Puis, on peut apprécier les illustrations comiques éditées en Allemagne qui lui ont ouvert les portes de l'édition dominicale du Chicago Tribune où il a publié en 1906 les bandes dessinées The Kin-der-Kids et Wee Willie Winkie's World.

Il commence à peindre dans la trentaine alors qu'il s'installe à Paris durant deux ans. Les tableaux de cette période sont lumineux et aux couleurs travaillées. Il joue avec les teintes et les formes pour représenter des personnages élancés et fantaisistes (les oeuvres Carnaval ou Émeute par exemple) qui rappellent son univers bédéiste.

Lyonel Feininger embrasse ensuite avec talent le cubisme, associant sujets et fonds dans des géométries agréables à l'oeil. Quel fascinant travail d'ombrage que celui accompli sur ses façades de Lunebourg (Façades I) à la fois réelles et empreintes de mystère!
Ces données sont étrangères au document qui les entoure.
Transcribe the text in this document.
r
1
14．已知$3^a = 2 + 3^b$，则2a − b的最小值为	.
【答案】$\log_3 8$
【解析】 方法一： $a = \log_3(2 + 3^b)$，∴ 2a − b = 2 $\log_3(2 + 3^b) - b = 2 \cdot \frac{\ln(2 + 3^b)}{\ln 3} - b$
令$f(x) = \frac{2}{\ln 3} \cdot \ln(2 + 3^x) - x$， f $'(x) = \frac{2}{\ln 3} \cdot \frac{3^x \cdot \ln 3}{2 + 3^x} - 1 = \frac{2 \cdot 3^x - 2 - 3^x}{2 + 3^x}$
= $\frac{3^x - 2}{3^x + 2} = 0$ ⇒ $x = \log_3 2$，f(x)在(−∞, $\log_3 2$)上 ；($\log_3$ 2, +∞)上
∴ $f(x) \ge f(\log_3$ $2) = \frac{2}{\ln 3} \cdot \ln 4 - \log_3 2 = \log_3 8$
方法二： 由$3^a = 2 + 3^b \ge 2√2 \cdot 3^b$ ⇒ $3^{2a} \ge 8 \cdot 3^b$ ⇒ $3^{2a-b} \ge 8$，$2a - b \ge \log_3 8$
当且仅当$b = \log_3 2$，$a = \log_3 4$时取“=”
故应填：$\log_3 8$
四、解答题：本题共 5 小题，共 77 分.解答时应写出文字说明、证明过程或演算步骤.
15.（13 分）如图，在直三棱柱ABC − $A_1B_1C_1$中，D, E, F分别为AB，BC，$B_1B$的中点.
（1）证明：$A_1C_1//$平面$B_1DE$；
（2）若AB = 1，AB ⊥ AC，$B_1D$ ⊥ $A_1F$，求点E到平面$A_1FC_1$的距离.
«Il avait une vraie conscience de la décoration et un sens de la connexion avec le monde», dit Barbara Haskell, commissaire de l'exposition et conservatrice au Whitney Museum of American Art, à New York, qui a présenté 230 oeuvres de Feininger l'été dernier.

Nommé directeur du Bauhaus en 1919, durant la République de Weimar, Feininger y fréquente Klee et Kandinsky. L'exposition présente un film de 26 minutes, Bauhaus: The Face of The Twentieth Century, qui rappelle l'importance de cette école d'art et de design fermée quand les nazis arrivent au pouvoir à Berlin en 1933.

La vie de Feininger en Allemagne n'est alors plus possible. Ses oeuvres sont qualifiées de dégénérées. Sa femme Julia est juive. Leur sécurité n'est plus assurée. Il retourne alors en Amérique, en 1937.

«Il a tourné la page du Bauhaus de retour aux États-Unis à cause des nazis, a dit à La Presse son petit-fils, Tomas Feininger, qui vit à Québec. Il n'a plus jamais parlé du Bauhaus.»

On note d'ailleurs un changement dans sa peinture à son retour à New York. Plus contemporaine, elle prend acte des nouvelles tendances, notamment celles de l'abstraction.

Le parcours se termine dans une salle où le violon de Feininger est exposé et où l'on peut s'assoir un moment pour écouter une des 12 fugues qu'il a composées de même que des oeuvres de Bach.

Établie au Canada, la famille de Feininger a fait un don de 287 photographies d'Andreas Feininger, un de ses fils qui a fait sa marque dans la photographie au XXe siècle. Une cinquantaine de ces photos sont exposées de même que plusieurs de Lyonel Feininger.

Lyonel Feininger: de Manhattan au Bauhaus, au Musée des beaux-arts de Montréal, du 21 janvier au 13 mai.